Reading reports about the luxuriance of the jolly, as trustingly lifted by news agencies from the News Of The World, I assumed that change (a spa, a helipad and other Eurotrash elegances) must have come to Plumber Manor. But not a bit of it. The labrador puppy we met in 1996 has been exiled due to age-related flatulence, but otherwise it remains the stronghold of pretension-free joviality it was. The same jolly owner patrols the bar, greeting punters as the old friends they (and the AIG lads) evidently are, while his brother in the kitchen cleaves to a formula that eludes so many bucolic hotel restaurants: no fussy amuse-bouches, no dribblings of slime, no irksome poncery whatever. He just takes good local ingredients and cooks them with skill and precision, so that they taste potently of themselves.
With a couple of prissy cavils (the dining room is slightly overlit) we loved everything about our family dinner, from a very young staff’s sweetness with our two-year-old niece, Ellie, to the policy of doubling the wholesale price of wines (we paid £40 for a Batailley that costs £20 at Majestic) rather than the usual quadrupling.
As for the food, in its quiet, artless way this is technically excellent as well as perfect for the setting. My wife thought her ruby red carpaccio of beef (a £3.50 supplement to the dinner menu, which is £26 for two courses and £30 for three) the best rendition of the dish she’s had, and no wonder given the literal texture of butter. A medley of melon, avocado and prawns came with a proper, gutsy sauce Marie Rose, a growing boy of our acquaintance admired the succulence of his smoked duck and chicken breasts, my butternut squash soup was sweet, thick and velvety, and a generous circle of grilled mild goat’s cheese looked wonderful (a bit like tarte tatin) with its top layer of treacly blackcurrant vinaigrette.
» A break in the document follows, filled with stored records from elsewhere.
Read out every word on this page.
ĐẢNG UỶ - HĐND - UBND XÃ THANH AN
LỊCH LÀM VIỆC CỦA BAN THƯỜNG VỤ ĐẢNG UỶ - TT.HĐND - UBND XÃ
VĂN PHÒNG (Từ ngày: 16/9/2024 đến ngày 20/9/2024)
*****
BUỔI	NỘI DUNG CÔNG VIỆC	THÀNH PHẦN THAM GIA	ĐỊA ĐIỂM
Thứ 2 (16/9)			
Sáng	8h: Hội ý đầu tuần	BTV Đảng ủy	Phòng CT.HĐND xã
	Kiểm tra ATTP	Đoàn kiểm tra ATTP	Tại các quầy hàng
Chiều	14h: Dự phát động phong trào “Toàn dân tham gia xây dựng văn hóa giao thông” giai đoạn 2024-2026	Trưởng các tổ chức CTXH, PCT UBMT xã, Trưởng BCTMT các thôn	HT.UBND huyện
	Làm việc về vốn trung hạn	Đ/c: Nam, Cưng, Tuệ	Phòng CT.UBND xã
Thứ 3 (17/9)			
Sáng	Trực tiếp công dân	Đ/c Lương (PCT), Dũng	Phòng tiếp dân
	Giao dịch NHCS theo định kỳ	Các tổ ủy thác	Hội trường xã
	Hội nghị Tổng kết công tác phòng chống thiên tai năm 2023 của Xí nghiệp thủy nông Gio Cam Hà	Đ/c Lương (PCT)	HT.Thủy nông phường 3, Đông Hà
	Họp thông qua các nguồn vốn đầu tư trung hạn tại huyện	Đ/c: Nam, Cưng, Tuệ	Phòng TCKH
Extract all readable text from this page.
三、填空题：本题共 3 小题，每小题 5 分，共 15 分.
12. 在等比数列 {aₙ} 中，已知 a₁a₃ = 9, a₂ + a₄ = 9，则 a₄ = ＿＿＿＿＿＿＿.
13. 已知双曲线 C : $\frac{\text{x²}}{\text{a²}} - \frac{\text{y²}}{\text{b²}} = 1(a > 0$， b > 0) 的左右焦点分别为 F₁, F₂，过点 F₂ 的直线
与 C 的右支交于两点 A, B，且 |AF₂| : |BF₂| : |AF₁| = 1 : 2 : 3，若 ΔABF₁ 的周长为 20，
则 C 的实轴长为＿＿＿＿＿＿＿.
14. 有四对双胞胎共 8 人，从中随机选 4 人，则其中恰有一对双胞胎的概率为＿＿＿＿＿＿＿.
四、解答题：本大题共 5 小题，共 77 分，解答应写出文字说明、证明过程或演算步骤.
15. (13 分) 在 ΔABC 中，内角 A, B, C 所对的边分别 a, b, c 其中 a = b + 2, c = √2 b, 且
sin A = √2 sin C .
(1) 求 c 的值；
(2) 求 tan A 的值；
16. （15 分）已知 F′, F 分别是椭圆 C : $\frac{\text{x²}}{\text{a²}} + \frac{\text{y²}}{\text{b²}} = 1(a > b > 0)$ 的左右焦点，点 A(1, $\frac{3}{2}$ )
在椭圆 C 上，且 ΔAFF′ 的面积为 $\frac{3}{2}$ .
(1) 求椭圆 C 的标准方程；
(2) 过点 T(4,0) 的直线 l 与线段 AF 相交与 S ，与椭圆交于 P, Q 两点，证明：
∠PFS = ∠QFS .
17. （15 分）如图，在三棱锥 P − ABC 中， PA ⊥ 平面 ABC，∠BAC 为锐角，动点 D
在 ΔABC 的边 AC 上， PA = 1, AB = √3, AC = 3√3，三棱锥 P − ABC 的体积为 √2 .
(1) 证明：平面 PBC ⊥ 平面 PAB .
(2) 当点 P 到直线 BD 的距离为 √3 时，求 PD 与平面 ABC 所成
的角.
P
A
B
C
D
Main courses were pretty faultless, too. It wasn’t easy to discern what Ellie made of her sausage and chips, since she by and large contented herself with the ketchup, and my wife thought her sea bass fillet needed pepping up with more of its soy, ginger and spring onion adornment. But breast of partridge (possibly shot by AIG; the menu did not clarify) was as juicily subtle as that bird should be, and cleverly enriched by black pudding-infused bubble and squeak. Five sensationally flavoursome slices of mauvy-red venison (£4.50 supplement) separated two fine sauces, one creamy, the other a sharp cocktail of orange and apple, while the thick oblong of crackling that accompanied loin of pork was unquestionably the finest any of us have encountered. Vegetables were impeccably crunchy.
Puddings from the trolley were all good, especially a lemon meringue roulade, and we left waddling a little, but glowing with pleasure. How Plumber Manor came by its brief global notoriety as an emblem of fin-de-siècle corporate rapacity is one of the minor curios of an election suffused with larger mysteries than that, but you will never find a more honest restaurant, or one more passionately averse to the taking of financial liberties. If only the same could be said for its more infamous regulars.